Bollywood's Salman Khan to be tried for culpable homicide in 2002 hit and run case
25 Jun 2013
Salman Khan could face imprisonment up to 10 years, with a Mumbai session court today saying that the actor would be tried for culpable homicide charge in connection with a 2002 hit and run case.
According to Shankar Erande, the public prosecutor in the case, the actor had been warned repeatedly by police bodyguard Ravindra Patil not to drive rashly, but the actor allegedly did not pay heed. The public prosecutor also added that Khan was drunk at the time of the accident in which one person was killed and four others were injured.
The actor was initially tried by a magistrate under the lesser charge of causing death by negligence (Section 304A of IPC), that provided for a maximum punishment of two years in jail, but metropolitan magistrate, after examining 17 witnesses in the case, invoked the more serious charge under Section 304 (III) of the IPC against Khan.
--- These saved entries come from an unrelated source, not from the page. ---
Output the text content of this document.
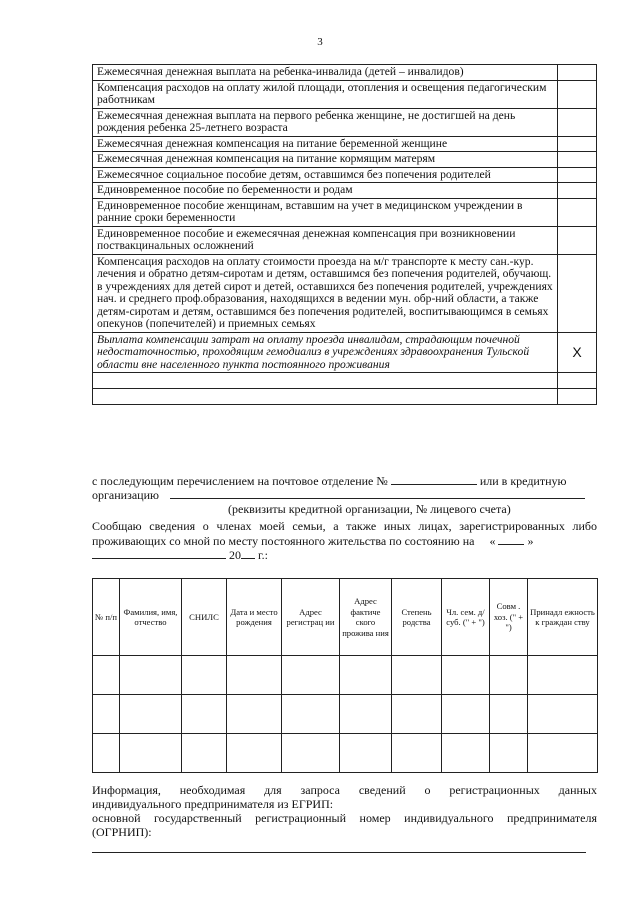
3
Ежемесячная денежная выплата на ребенка-инвалида (детей – инвалидов)	
Компенсация расходов на оплату жилой площади, отопления и освещения педагогическим работникам	
Ежемесячная денежная выплата на первого ребенка женщине, не достигшей на день рождения ребенка 25-летнего возраста	
Ежемесячная денежная компенсация на питание беременной женщине	
Ежемесячная денежная компенсация на питание кормящим матерям	
Ежемесячное социальное пособие детям, оставшимся без попечения родителей	
Единовременное пособие по беременности и родам	
Единовременное пособие женщинам, вставшим на учет в медицинском учреждении в ранние сроки беременности	
Единовременное пособие и ежемесячная денежная компенсация при возникновении поствакцинальных осложнений	
Компенсация расходов на оплату стоимости проезда на м/г транспорте к месту сан.-кур. лечения и обратно детям-сиротам и детям, оставшимся без попечения родителей, обучающ. в учреждениях для детей сирот и детей, оставшихся без попечения родителей, учреждениях нач. и среднего проф.образования, находящихся в ведении мун. обр-ний области, а также детям-сиротам и детям, оставшимся без попечения родителей, воспитывающимся в семьях опекунов (попечителей) и приемных семьях	
Выплата компенсации затрат на оплату проезда инвалидам, страдающим почечной недостаточностью, проходящим гемодиализ в учреждениях здравоохранения Тульской области вне населенного пункта постоянного проживания	X

с последующим перечислением на почтовое отделение №	или в кредитную
организацию
(реквизиты кредитной организации, № лицевого счета)
Сообщаю сведения о членах моей семьи, а также иных лицах, зарегистрированных либо
проживающих со мной по месту постоянного жительства по состоянию на «	»
20 г.:
№ п/п	Фамилия, имя, отчество	СНИЛС	Дата и место рождения	Адрес регистрац ии	Адрес фактиче ского прожива ния	Степень родства	Чл. сем. д/суб. (" + ")	Совм . хоз. (" + ")	Принадл ежность к граждан ству

Информация, необходимая для запроса сведений о регистрационных данных
индивидуального предпринимателя из ЕГРИП:
основной государственный регистрационный номер индивидуального предпринимателя
(ОГРНИП):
In his argument against invoking the grave charge of 'culpable homicide not amounting to murder' under section 304 part II IPC, Khan's lawyer Ashok Mundargi had pleaded that the order of the magistrate was "erroneous, bad in law and contrary to evidence on record."
He contended that the magistrate, had failed to appreciate that Salman Khan neither had the intention (to kill people) nor the knowledge that his rash and negligent driving would kill a person and cause injury to four others
While opposing Khan's appeal, public prosecutor Shankar Erande, said the magistrate had rightly invoked the charge of culpable homicide as he had committed a serious offence.
The prosecutor submitted that Khan was drunk and his blood sample revealed 60 mg alcohol which was beyond the permissible limit.
In another development, advocate Abha Singh, appearing for activist Santosh Daundkar, urged the court to permit her to intervene in the matter, contending that section 301 of CrPc allowed her to assist the prosecutor.
Though the actor's counsel objected to Daundkar's plea for intervention, saying the activist had no locus standi in the matter, public prosecutor Erande said he had no objection.
Singh alleged the police had favoured Khan by not examining witnesses in the case in the last five years and insisted on the actor's regular appearance.
One person was killed and four others injured when the Land Cruiser that Salman Khan was allegedly driving, ran over a group of people sleeping on the pavement outside a bakery in suburban Bandra in early hours on 28 September, 2002.